Many of you have followed my previous blogs, where I have written about travels, roadtrips, and even reflections on the meaning of marriage to my generation.


I have established this blog to be a more permanent personal blog. My primary aim with this blog is to document my path towards maximizing my ability to have an impact on the world.

Thursday, April 17, 2014

Day 3: One Acre Fund and IFC

On Wednesday, we visited One Acre Fund's new office, which was spacious, stylish and start-up-y complete with bean bag chairs. The are recruiting pretty aggressively and grownig fast in several counties, with a goal of supporting 6% of the 239m under-nourished farm families in Africa.

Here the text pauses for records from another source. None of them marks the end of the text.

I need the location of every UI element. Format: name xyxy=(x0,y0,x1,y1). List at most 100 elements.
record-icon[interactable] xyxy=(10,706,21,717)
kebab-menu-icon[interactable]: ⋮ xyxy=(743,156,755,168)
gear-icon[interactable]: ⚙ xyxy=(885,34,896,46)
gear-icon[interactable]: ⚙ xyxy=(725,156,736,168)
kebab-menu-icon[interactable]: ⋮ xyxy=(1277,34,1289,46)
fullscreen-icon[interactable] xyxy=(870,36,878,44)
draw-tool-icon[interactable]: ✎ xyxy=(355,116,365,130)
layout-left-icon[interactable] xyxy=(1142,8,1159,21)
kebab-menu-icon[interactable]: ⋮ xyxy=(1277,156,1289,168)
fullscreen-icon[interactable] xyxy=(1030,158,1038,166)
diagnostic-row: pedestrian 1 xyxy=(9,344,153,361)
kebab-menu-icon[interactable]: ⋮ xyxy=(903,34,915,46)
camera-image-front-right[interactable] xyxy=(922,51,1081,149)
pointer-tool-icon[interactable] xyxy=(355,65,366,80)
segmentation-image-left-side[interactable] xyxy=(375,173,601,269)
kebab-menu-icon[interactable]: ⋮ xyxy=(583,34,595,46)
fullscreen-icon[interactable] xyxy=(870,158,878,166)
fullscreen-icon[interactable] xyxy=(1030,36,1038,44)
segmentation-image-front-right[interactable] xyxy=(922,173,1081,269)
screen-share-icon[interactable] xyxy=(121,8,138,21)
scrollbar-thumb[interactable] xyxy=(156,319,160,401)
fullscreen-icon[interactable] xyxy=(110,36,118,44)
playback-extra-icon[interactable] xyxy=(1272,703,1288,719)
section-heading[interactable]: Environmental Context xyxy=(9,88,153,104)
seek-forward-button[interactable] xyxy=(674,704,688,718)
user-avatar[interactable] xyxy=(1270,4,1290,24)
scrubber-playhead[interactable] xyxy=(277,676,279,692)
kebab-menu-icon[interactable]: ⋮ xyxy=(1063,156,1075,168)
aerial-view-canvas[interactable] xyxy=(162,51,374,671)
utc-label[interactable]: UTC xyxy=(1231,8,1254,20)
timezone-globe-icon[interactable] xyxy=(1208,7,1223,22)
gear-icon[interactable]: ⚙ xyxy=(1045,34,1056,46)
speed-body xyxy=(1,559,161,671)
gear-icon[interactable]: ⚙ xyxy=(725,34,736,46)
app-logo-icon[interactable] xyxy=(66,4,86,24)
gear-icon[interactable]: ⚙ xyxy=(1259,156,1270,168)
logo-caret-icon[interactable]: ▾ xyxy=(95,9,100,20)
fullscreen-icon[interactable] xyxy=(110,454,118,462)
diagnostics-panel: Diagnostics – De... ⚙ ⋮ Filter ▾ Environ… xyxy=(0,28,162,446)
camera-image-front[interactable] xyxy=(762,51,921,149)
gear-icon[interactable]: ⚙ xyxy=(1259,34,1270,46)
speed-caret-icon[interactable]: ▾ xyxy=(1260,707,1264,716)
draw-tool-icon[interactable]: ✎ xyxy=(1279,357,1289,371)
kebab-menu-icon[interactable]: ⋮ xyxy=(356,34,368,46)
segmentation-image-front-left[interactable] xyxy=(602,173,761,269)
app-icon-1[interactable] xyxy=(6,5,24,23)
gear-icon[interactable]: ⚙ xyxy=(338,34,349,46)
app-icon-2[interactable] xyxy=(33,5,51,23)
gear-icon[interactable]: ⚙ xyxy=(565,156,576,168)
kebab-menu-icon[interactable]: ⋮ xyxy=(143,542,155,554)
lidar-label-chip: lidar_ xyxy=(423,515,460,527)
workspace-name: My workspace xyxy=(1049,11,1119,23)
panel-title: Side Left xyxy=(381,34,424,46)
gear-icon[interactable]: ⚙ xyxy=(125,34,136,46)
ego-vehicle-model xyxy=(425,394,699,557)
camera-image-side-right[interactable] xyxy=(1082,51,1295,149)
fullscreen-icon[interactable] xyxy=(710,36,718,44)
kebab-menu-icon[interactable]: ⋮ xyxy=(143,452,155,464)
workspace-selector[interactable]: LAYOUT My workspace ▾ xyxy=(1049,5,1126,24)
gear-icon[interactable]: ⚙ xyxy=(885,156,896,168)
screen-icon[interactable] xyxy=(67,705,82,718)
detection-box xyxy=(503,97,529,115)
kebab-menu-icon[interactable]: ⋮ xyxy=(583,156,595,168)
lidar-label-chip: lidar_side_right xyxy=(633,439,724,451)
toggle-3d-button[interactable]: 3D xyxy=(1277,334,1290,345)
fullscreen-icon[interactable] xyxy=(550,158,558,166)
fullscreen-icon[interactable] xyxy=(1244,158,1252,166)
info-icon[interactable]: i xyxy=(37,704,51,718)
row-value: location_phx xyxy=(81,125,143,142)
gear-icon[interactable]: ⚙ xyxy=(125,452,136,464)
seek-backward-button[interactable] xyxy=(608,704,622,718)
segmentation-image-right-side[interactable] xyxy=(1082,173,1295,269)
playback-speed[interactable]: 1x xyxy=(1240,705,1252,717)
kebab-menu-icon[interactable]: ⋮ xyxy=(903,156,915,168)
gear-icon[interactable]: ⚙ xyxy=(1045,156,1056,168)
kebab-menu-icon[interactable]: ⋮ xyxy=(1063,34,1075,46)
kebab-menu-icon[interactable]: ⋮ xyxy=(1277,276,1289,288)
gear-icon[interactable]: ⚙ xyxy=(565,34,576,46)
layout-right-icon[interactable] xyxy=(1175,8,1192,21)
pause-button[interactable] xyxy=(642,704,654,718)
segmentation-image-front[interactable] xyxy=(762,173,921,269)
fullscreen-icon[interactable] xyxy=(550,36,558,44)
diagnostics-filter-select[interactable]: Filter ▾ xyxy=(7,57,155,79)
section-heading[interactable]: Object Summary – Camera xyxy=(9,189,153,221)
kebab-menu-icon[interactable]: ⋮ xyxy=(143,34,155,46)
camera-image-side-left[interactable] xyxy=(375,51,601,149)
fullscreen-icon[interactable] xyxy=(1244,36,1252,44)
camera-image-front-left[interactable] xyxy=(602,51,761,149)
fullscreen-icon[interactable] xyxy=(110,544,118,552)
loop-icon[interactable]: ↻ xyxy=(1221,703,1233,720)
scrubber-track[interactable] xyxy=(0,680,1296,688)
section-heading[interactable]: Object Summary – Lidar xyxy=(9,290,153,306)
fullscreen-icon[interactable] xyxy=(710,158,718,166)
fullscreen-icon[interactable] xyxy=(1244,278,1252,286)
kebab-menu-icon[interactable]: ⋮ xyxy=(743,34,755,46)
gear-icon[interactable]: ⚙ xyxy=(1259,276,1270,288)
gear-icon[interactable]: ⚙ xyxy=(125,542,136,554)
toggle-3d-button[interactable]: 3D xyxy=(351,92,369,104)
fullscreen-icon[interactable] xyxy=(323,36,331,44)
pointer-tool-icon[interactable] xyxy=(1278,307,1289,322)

One Acre Fund targets the very BoP, farm families that are unable to produce enough to both sell and nourish themselves by providing training, access to critical inputs through micro loans, and access to market pipelines for increased production and profits.

Though structured as a non-profit, others in the local social enterprise space have high regard for OAF, who manages to self-sustain 70% of expenses and deliver effective, efficient services while operating on business principles.

Learn more here: http://vimeo.com/75982352

Next, we went to the International Finance Corporation to meet with representatives who shared with us what the IFC is doing in East Africa in terms of providing solutions in private sector development.

They aim to:
- promote open and competitive markets in developing countries
- generate jobs and deliver essential services
- support gaps tn the private sector value chains
- catalyze and mobilize other sources of finance for privet sector development

They are prioritizing:
- frontier markets
- long-term client relationships
- local finance markets
- climate change
- growth constraints attributable to limitations in areas such as infrastructure, health, education, and most importantly, agriculture/food value chain ($1.1b in investments in 2013 in the ag. sector)

IFC invests in a variety of companies, including MFIs (such as FINCA) and agriculture micro-insurance firms (such as Kilimo Salama) and also has a PE fund to provide expansion capital to SMEs.

A fascinating day, concluding with a happy hour with the local social enterprise community!